Across the board, the study participants performed better when they told themselves they were excited. In fact, when people told themselves they were excited, they actually saw the math problem as less of a threat and more of an opportunity. The idea is that while anxiety and calm are two completely different emotions, anxiety and excitement are kind of similar — in both cases, your senses are heightened and aroused — and therefore somewhat interchangeable. Implementing this research might be as simple as telling yourself “I am excited” before the moment everyone’s eyes land on you.

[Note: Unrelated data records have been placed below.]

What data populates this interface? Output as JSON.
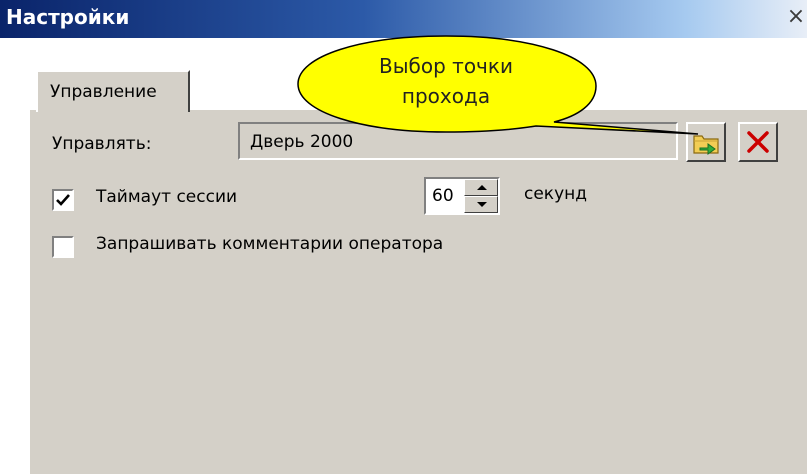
{
  "window": {
    "title": "Настройки",
    "close_glyph": "×"
  },
  "tabs": [
    {
      "label": "Управление",
      "active": true
    }
  ],
  "control": {
    "label": "Управлять:",
    "value": "Дверь 2000",
    "select_button_icon": "folder-arrow-icon",
    "clear_button_icon": "red-x-icon"
  },
  "timeout": {
    "checkbox_label": "Таймаут сессии",
    "checked": true,
    "value": "60",
    "unit": "секунд"
  },
  "ask_comments": {
    "checkbox_label": "Запрашивать комментарии оператора",
    "checked": false
  },
  "callout": {
    "line1": "Выбор точки",
    "line2": "прохода",
    "fill": "#ffff00"
  },
  "colors": {
    "panel": "#d4d0c8",
    "titlebar_start": "#0a246a",
    "accent_red": "#cc0000"
  }
}
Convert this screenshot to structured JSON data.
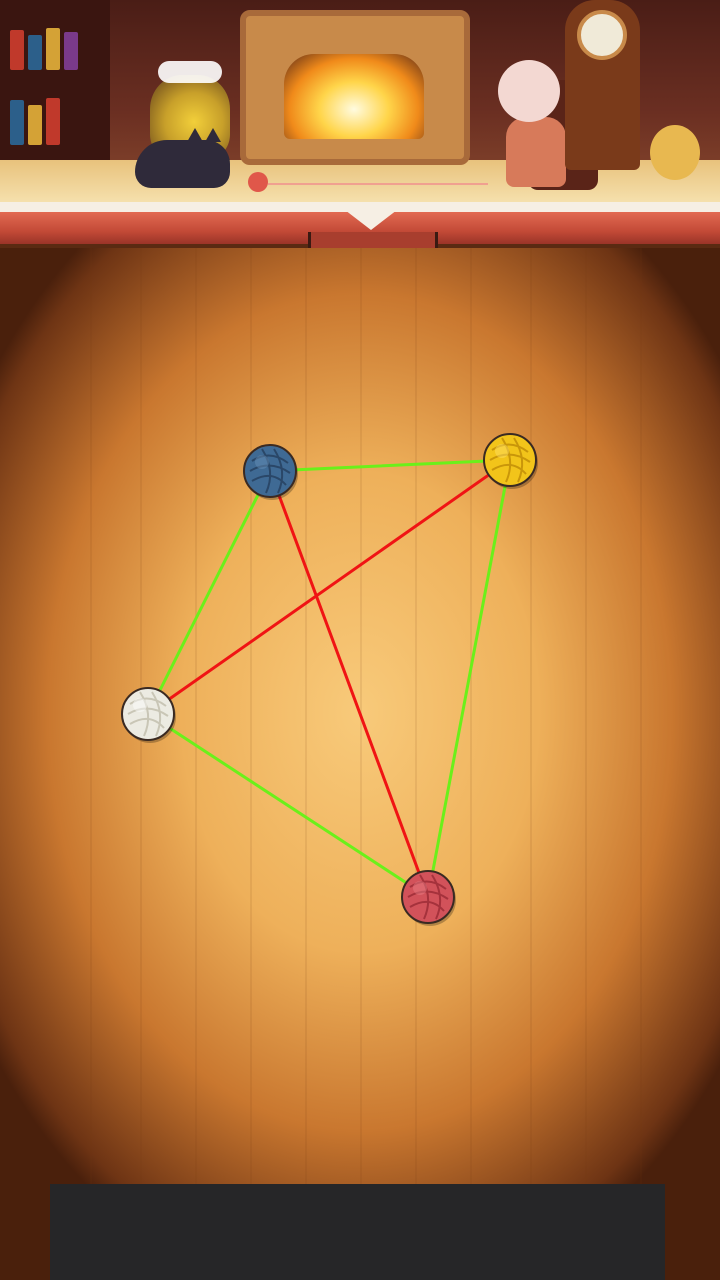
{
  "puzzle": {
    "yarn_balls": [
      {
        "id": "blue",
        "color": "#3f6a94",
        "dark": "#2a4768",
        "light": "#6b93bb"
      },
      {
        "id": "yellow",
        "color": "#f2c41a",
        "dark": "#c9960a",
        "light": "#ffe36a"
      },
      {
        "id": "white",
        "color": "#ecebe2",
        "dark": "#c9c6b6",
        "light": "#ffffff"
      },
      {
        "id": "red",
        "color": "#d2525a",
        "dark": "#a5323c",
        "light": "#ec8088"
      }
    ],
    "threads": [
      {
        "from": "blue",
        "to": "yellow",
        "state": "untangled",
        "color": "#6bf01a"
      },
      {
        "from": "blue",
        "to": "white",
        "state": "untangled",
        "color": "#6bf01a"
      },
      {
        "from": "yellow",
        "to": "red",
        "state": "untangled",
        "color": "#6bf01a"
      },
      {
        "from": "white",
        "to": "red",
        "state": "untangled",
        "color": "#6bf01a"
      },
      {
        "from": "blue",
        "to": "red",
        "state": "crossing",
        "color": "#f01414"
      },
      {
        "from": "yellow",
        "to": "white",
        "state": "crossing",
        "color": "#f01414"
      }
    ]
  }
}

Alcee suggests focusing your energy outward instead of inward as well. “For public speaking, it helps shy or anxious folks to find ways of coming at it from the inside-out,” he says. Focus on what you love about the subject itself, and attempt to lose yourself in that more than dwelling on how others will perceive you. “Much easier said than done,” he adds, “but it’s more helpful than trying to focus from the outside-in.”
Talk to yourself.
Yes, it sounds cringey, but talking to yourself as though you’re someone else can be surprisingly effective for reducing stress. In a University of Michigan psychologist Ethan Kross found that using your first name or even the pronoun “you” helped people feel more confident and less anxious before a performance. When study participants talked to themselves in the third person, they both felt calmer and performed better. This has to do with a concept known as self-distancing, or viewing yourself from the perspective of someone else — it helps you to feel less in your own head and to put your anxiety in perspective. So next time you find yourself in front of an audience, you might try talking yourself through it the way someone else might.
Finally, as a shy person myself, one thing that’s helped me deal with being the center of attention is forcing myself to get out of my ruts. If I had things my way, I would live inside a Snuggie with my cat and never deal with another human, but getting used to that level of solitude makes it so much harder when the attention is on you — when the waiters come at you and start singing. Being in the spotlight is like exercise. The more often you do it, the easier it gets.
And practice can be something simple. Strike up a conversation with the barista. Wear those cute, attention-grabbing earrings. Volunteer to lead your next work meeting. We shy folks may always hate the spotlight, but it isn’t quite so sweltering if you’re used to the heat.